Why Indication Matters
I still can’t shake the memory of that night in Shinjuku. Complete chaos — the kind you only get in a room full of people who didn’t come to spectate. These guys are a true Tokyo hardcore band, full stop. No asterisks, no qualifications. You felt it in your chest before you even consciously registered what was happening, and when it was over you just stood there for a second, ears ringing, thinking: right, that’s what this is supposed to feel like. Everything below is an attempt to explain why that reaction makes sense.
There’s a certain corner of Japan’s hardcore scene that doesn’t care whether the rest of the world is watching. No crossover flirtation, no genre-tourism. Just pressure. Indication lives in that corner, and honestly, that’s exactly what makes them worth your attention.
Hardcore in Japan has always operated on its own frequency. The aggression is real, but it tends to be disciplined — tighter than a lot of Western counterparts, more compressed, like the tension gets turned inward before it finally blows. Indication fits that description to a T. When you catch footage of their live sets, the thing that strikes you first isn’t the volume. It’s the conviction. Every riff, every vocal lunge, every breakdown lands like it was personally meant for someone in the room.
That’s not easy to pull off. A lot of bands in this space can replicate the sonic template of hardcore without generating any actual heat. Indication generates heat.
What the Records Do to You
The music is dense without being cluttered. There’s a rawness to the production aesthetic — or rather, an anti-production philosophy — that keeps everything close to the skin. You’re not getting polished edges here. The guitars have that particular bite, mid-range and mean, that the best Japanese hardcore bands understand instinctively. The rhythm section doesn’t just hold things together; it drives. Hard.
Vocally, there’s no performance mode happening. It sounds like someone who has something to get off their chest and has chosen this exact format to do it. That kind of urgency is kind of impossible to fake, and you can tell the difference in about ten seconds when a band has it versus when they’re going through motions.
To be real, Indication isn’t a band making music for casual listeners who want hardcore-adjacent vibes. This is for people who already know what they’re looking for — who’ve spent time in pits, who understand that a two-minute song can mean more than a six-minute one if it’s built right. The songs are built right.

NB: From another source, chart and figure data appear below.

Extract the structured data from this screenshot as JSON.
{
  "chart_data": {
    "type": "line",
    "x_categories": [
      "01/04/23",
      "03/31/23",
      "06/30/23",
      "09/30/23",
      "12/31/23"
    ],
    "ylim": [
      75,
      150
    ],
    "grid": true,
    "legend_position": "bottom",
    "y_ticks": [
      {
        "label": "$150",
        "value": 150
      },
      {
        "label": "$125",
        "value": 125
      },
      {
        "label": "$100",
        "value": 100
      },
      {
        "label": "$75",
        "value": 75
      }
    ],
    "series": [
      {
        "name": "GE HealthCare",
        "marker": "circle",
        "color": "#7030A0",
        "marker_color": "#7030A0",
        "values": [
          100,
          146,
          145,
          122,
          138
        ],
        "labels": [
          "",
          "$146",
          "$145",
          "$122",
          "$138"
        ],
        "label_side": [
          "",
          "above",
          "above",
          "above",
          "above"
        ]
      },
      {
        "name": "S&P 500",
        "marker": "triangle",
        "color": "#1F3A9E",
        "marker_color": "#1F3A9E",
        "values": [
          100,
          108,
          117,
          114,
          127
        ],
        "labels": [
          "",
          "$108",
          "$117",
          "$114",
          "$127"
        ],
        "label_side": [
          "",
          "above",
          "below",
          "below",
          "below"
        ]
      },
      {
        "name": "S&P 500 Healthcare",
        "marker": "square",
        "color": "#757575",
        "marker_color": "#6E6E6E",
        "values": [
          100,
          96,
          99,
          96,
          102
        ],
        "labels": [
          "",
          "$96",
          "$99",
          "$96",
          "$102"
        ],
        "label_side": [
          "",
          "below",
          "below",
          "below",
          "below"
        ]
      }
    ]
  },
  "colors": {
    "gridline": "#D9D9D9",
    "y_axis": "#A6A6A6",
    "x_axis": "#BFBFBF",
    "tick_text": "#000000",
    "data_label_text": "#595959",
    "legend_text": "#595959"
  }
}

What’s also interesting is how the band channels intensity without tipping into self-parody. Some hardcore acts mistake loudness for power, or mistake speed for urgency. Indication seems to understand that pacing is everything. There are moments where the tempo drops and the weight doubles, and those are the moments where the music stops being background and starts being something you feel physically.
The Bigger Picture
Japan’s underground continues to be one of the most underexposed metal and hardcore ecosystems on the planet, at least from the perspective of international audiences. Bands like Indication do the work quietly, build their reputation show by show, record by record, without needing outside validation to keep going. That self-sufficiency is baked into the culture here — and it produces a kind of toughness in the music itself. That Shinjuku night was proof of it: nobody in that room was performing for an algorithm or angling for a sync deal. They were just there, completely, and so was the band.
If you’re only just discovering Japanese hardcore, Indication is as good a starting point as any. If you’re already deep in it, you probably know why they’re here. Either way, pay attention. This is a band doing something genuinely uncompromising in a space that gets watered down more often than anyone would like to admit.